Is it a full moon?: When your clinic is crazy busy, for no reason at all
This week has been nuts. Not at home: our home life is at stable-chaos level. Not for anyone else in my office: my colleagues have been either envious or pitying of me and all the emergent/ acute cases I’ve managed this week.
Monday I saw a young woman with unintentional weight loss; I suspected nothing more than a young athletic woman who wasn’t eating enough, but I sent some labs anyways. Late that night, I got a page from the hospital: blood sugar 800, acidosis. This was new onest Type 1 diabetes, in mild DKA. I had to scramble to reach her and get her to our ER. She was much on my mind all week.
Then there was a lovely nurse with a terrible leg cellulitis and abscess; an older woman with an acute appendicitis; one of my favorite elderly patients with acute mental status change; another elederly patient with sudden severe weakness in both of her legs; a young mother with a terrible case of pneumonia, who ended up being admitted; a young patient with a fever and a severe headache, sent to the emergency room as a case of possible meningitis… I think I am forgetting some of the other acute/ sick cases from this week.
All week starting Tuesday I’ve been trying to get here early before clinic to visit with my inpatients; then clinic itself has been harrowing. The ER access nurse was tired of getting my calls. “I’m sending another one in,” I joked. “Keep ’em coming,” she joked back.
But you know, when my family commented that I was having a really bad week, I had to stop and think and then reassure them: It’s not bad at all. It’s actually been a pleasure. I feel pretty energized. THIS is medicine. My office days tend to be ALOT of weight loss counseling, dietary counseling, exercise counseling, lifestyle counseling. Eat less, exercise more. Stop smoking. Blah blah. I feel like I’m repeating myself. Because I am.

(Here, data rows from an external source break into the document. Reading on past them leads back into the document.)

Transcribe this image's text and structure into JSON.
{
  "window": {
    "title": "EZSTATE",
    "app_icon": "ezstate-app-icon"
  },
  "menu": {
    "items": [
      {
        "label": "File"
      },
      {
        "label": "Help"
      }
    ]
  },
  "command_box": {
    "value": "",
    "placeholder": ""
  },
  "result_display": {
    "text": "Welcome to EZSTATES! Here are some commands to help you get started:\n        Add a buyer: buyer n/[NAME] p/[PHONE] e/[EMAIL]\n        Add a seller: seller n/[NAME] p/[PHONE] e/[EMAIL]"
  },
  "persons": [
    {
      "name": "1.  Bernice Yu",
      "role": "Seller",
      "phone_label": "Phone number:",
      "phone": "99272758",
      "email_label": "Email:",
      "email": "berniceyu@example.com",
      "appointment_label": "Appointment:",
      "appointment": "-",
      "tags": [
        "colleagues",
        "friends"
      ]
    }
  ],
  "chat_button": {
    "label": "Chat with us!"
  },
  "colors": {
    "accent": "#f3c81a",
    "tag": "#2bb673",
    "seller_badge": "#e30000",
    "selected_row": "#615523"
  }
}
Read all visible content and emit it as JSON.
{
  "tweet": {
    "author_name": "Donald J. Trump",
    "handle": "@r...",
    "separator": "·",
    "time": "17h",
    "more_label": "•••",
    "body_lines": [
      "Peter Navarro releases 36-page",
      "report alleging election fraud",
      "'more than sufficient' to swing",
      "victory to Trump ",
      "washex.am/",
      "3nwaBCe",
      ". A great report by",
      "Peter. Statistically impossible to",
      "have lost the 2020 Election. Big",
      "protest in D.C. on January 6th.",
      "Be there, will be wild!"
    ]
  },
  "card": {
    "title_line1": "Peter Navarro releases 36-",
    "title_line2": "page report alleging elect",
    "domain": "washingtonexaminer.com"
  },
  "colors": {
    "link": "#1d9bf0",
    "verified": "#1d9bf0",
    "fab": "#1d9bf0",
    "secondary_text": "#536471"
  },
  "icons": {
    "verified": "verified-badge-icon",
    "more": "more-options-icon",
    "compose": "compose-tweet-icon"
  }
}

So, to be able to manage acute cases, to really make a difference in someone’s life in a moment of medical decisionmaking, Wow, THAT is practicing medicine.
Not that I’d want to practice this kind of acuity for long.
Today has been slower. Today I’m doing more blood pressure checks, followup visits. It’s like a breather.
The full moon crazy busy week is OK once in awhile- but not all the time.